The law’s attempt to control financial services purchased out of state undermines the principles of interstate commerce. A legal analysis by Troutman Pepper notes that the legislation “intends to limit the charges that can be imposed by out-of-state depository institutions making loans to Colorado residents.” This protectionist approach reduces the diversity and stability of credit pools, making the market more susceptible to regional economic fluctuations.

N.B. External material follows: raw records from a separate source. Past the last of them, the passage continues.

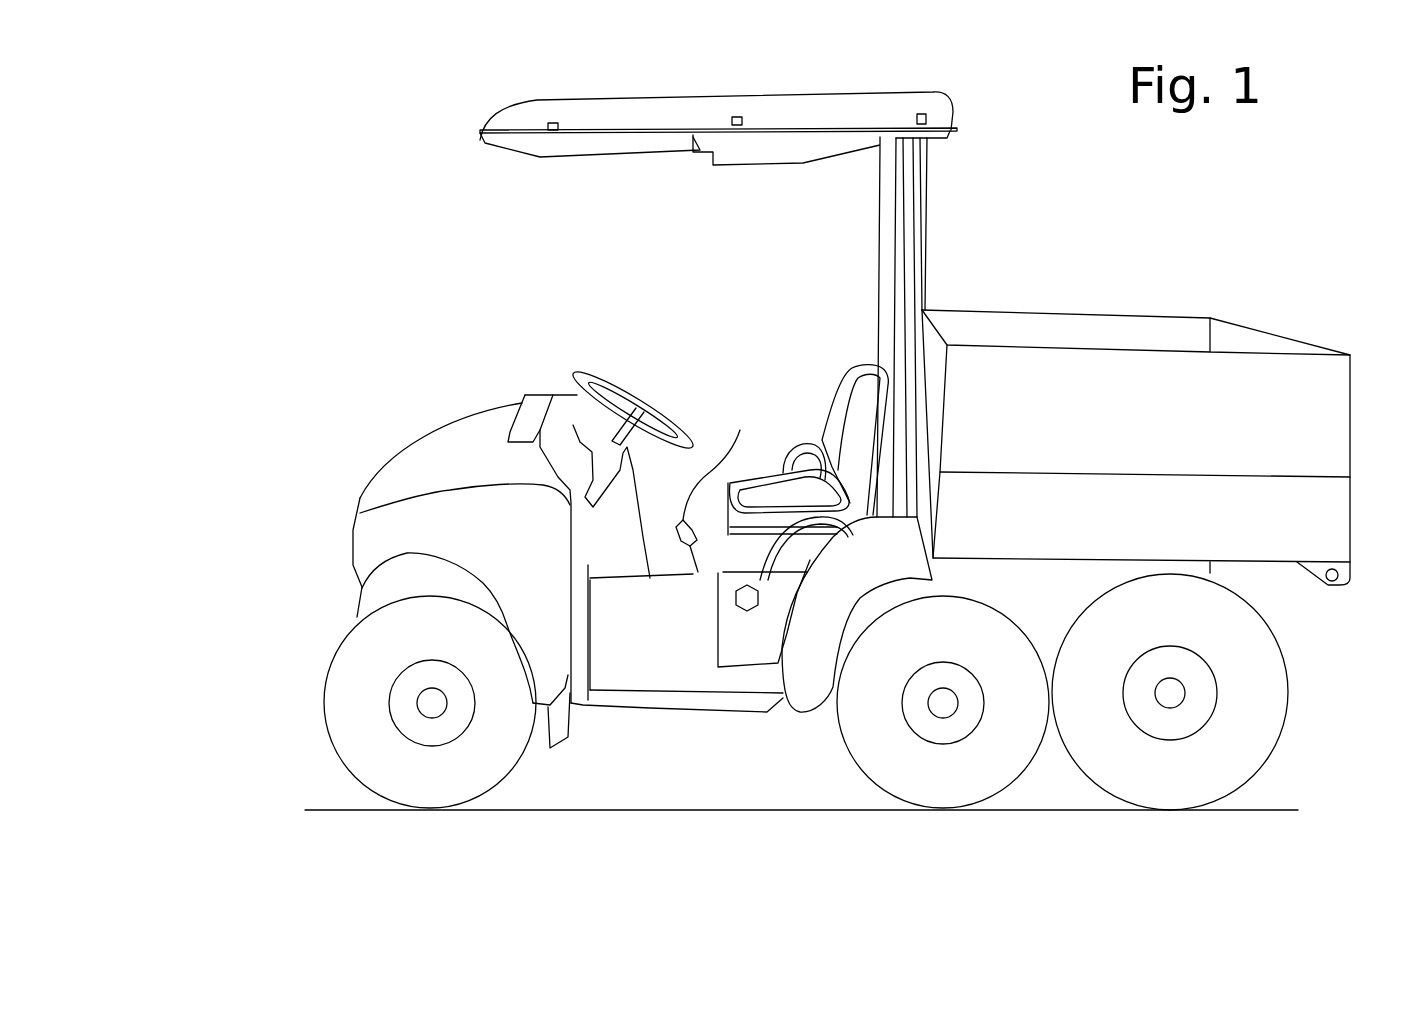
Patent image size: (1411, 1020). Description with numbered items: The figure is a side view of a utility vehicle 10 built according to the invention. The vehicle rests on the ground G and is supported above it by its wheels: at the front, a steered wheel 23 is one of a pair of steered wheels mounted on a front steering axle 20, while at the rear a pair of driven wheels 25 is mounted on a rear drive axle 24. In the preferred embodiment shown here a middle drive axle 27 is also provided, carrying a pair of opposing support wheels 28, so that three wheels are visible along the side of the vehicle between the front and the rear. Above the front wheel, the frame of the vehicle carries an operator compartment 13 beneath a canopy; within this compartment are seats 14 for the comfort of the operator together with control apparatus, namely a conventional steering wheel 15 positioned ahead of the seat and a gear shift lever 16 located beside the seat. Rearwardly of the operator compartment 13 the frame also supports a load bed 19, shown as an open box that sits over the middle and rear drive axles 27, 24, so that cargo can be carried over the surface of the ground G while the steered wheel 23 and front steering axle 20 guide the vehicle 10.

The utility vehicle 10 is at (421, 119).
The operator compartment 13 is at (668, 356).
The seats 14 is at (855, 372).
The steering wheel 15 is at (598, 378).
The gear shift lever 16 is at (721, 482).
The load bed 19 is at (1255, 320).
The front steering axle 20 is at (393, 708).
The steered wheel 23 is at (333, 657).
The rear drive axle 24 is at (1183, 690).
The driven wheels 25 is at (1280, 755).
The middle drive axle 27 is at (968, 725).
The support wheels 28 is at (862, 775).
The ground G is at (1263, 810).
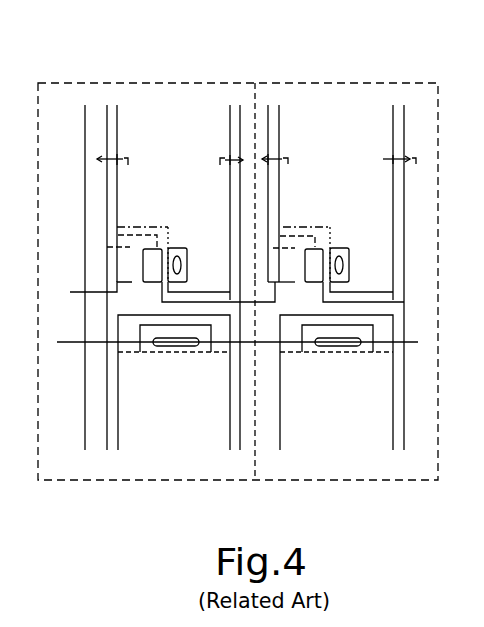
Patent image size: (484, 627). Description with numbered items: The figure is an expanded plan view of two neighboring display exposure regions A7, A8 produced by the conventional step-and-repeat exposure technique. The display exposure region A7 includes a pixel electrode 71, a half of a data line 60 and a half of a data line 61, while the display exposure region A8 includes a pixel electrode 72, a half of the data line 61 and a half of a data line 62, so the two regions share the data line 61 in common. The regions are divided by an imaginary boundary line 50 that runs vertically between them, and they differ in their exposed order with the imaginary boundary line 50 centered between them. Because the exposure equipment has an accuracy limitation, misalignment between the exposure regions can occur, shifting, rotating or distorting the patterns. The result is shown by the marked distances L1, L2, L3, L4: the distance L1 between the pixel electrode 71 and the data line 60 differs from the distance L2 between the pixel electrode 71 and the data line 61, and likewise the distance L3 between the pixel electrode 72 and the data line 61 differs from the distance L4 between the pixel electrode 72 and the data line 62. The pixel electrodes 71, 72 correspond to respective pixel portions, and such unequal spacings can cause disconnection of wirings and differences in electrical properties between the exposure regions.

The imaginary boundary line 50 is at (259, 112).
The data line 60 is at (93, 417).
The data line 61 is at (255, 440).
The data line 62 is at (417, 442).
The pixel electrode 71 is at (193, 110).
The pixel electrode 72 is at (360, 110).
The display exposure region A7 is at (163, 480).
The display exposure region A8 is at (338, 480).
The first distance L1 is at (118, 174).
The second distance L2 is at (229, 171).
The third distance L3 is at (278, 171).
The fourth distance L4 is at (403, 171).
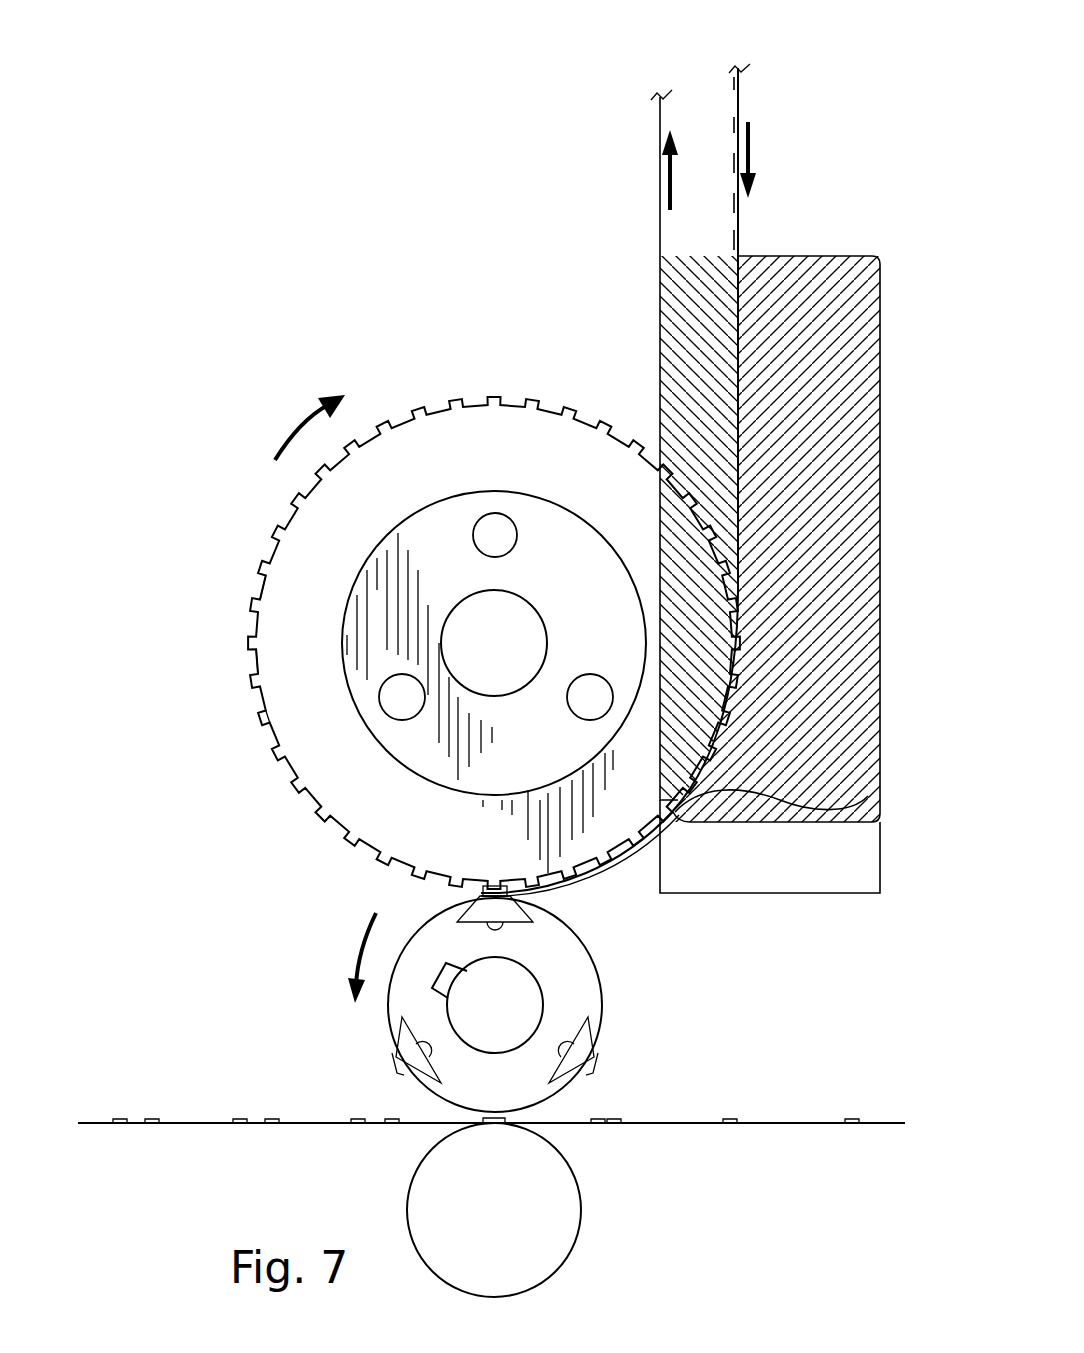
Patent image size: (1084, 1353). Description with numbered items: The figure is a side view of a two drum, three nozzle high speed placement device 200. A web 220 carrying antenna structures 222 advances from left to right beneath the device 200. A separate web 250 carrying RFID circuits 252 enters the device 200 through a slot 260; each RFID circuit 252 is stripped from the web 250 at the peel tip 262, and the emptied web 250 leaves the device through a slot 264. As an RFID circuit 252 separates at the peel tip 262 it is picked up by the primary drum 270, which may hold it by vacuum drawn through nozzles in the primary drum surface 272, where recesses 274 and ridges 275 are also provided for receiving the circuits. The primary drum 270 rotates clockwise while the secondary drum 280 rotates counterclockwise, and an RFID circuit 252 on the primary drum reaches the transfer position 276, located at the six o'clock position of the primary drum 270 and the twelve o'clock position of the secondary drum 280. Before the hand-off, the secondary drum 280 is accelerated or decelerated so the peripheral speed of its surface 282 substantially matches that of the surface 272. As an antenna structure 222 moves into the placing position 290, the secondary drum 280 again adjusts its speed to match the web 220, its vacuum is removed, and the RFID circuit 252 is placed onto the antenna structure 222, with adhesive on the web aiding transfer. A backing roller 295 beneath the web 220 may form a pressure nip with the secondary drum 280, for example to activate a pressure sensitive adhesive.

The high speed placement device 200 is at (362, 254).
The web 220 is at (295, 1125).
The antenna structures 222 is at (122, 1118).
The web 250 is at (742, 102).
The RFID circuits 252 is at (731, 119).
The slot 260 is at (742, 256).
The peel tip 262 is at (868, 796).
The slot 264 is at (659, 258).
The primary drum 270 is at (390, 797).
The primary drum surface 272 is at (258, 681).
The recesses 274 is at (255, 607).
The ridges 275 is at (267, 732).
The transfer position 276 is at (508, 892).
The secondary drum 280 is at (568, 992).
The secondary drum surface 282 is at (393, 1068).
The placing position 290 is at (548, 1108).
The backing roller 295 is at (545, 1235).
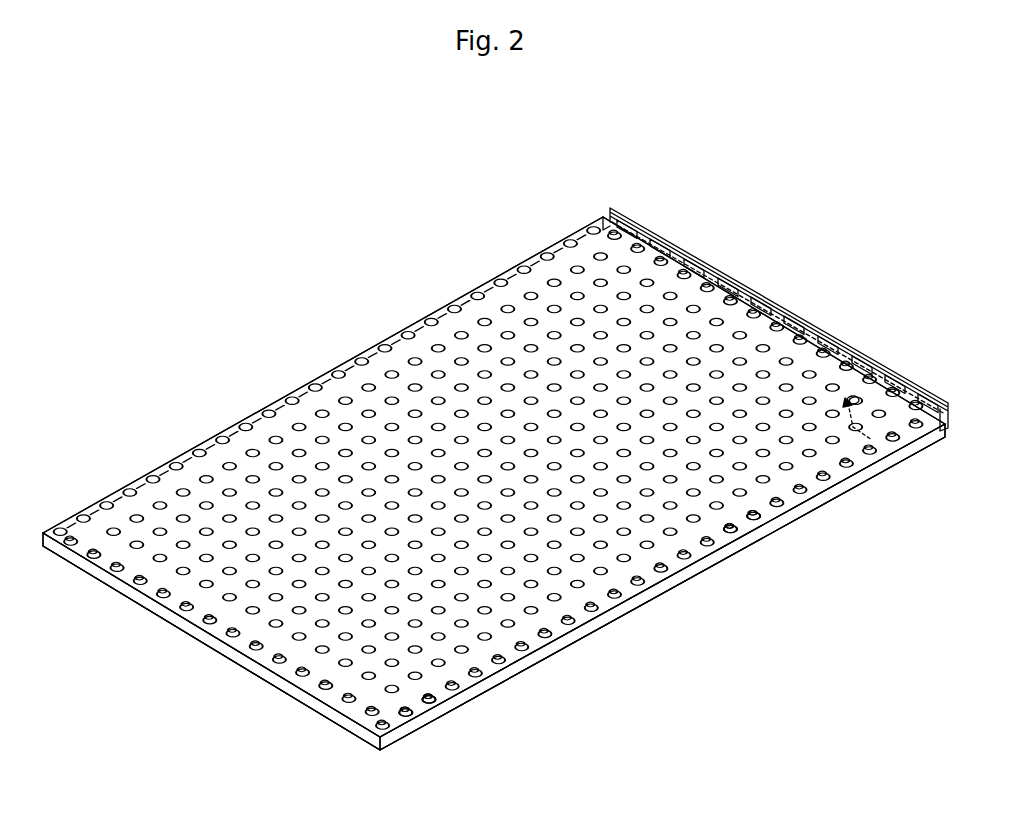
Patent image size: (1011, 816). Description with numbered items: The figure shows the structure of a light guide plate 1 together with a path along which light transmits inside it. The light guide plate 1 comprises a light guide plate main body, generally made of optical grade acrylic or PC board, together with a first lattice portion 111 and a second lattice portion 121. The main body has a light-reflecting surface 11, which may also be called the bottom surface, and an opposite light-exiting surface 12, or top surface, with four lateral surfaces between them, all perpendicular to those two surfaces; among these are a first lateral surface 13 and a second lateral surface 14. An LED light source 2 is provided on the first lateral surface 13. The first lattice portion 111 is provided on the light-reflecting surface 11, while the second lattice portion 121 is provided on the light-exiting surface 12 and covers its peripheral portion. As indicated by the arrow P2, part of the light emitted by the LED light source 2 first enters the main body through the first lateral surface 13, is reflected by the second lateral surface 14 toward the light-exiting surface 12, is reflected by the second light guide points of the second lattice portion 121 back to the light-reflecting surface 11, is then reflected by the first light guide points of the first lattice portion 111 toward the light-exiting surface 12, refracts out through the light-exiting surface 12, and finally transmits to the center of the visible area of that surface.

The light guide plate 1 is at (616, 688).
The light-reflecting surface 11 is at (714, 562).
The first lattice portion 111 is at (746, 526).
The light-exiting surface 12 is at (477, 690).
The second lattice portion 121 is at (416, 720).
The first lateral surface 13 is at (604, 214).
The second lateral surface 14 is at (806, 499).
The LED light source 2 is at (701, 262).
The arrow P2 is at (922, 441).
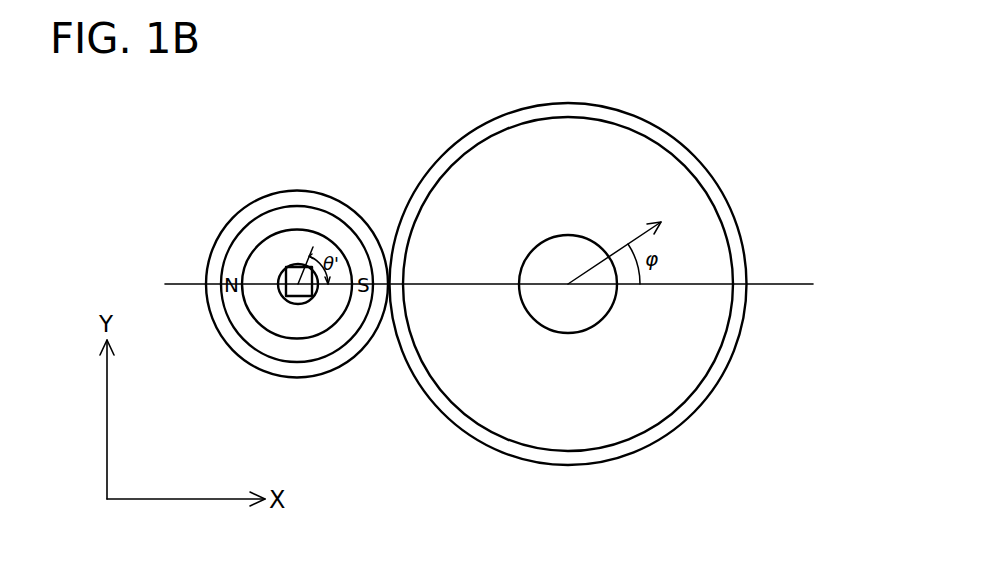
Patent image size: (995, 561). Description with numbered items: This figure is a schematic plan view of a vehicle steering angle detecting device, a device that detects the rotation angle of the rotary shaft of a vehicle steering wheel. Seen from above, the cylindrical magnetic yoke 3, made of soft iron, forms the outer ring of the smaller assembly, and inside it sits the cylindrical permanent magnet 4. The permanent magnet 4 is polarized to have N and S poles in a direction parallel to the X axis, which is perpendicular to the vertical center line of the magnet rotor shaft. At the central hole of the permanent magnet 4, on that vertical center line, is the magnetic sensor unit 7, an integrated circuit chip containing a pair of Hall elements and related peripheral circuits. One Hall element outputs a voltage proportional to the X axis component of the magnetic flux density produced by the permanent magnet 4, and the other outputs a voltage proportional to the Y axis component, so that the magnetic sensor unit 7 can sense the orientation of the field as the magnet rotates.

Several financial associations, including the American Financial Services Association, American Fintech Council, and National Association of Industrial Bankers, have filed a federal lawsuit. They argue that the law violates DIDMCA by imposing overbroad interest rate caps on services beyond short-term loans, such as personal installment loans, BNPL loans, and store-brand credit cards. If these caps are enforced, it will severely limit the availability of these mainstream financial products to higher-risk Colorado consumers.

State and federal lawmakers should eliminate interest rate caps, price controls, and unnecessary regulatory barriers to promote economic growth and protect consumer access to credit. By fostering a competitive and inclusive credit market, policymakers can ensure that all consumers, regardless of their financial standing, have the opportunity to access the capital they need.

The Southwest Public Policy Institute has extensively studied the impact of restrictive lending laws in our reports “No Loan for You!” and “No Loan for You, Too!” These studies highlight how similar policies in New Mexico have stifled credit access and economic opportunities. Colorado is taking a step backward in financial regulation, hampering economic growth and harming the very consumers it aims to protect.

Policies should enhance, rather than restrict, access to credit and promote economic inclusivity. The CFPB’s overreach and Colorado’s legislative action represent a dangerous trend of regulatory overkill, attacking consumer choice and financial freedom.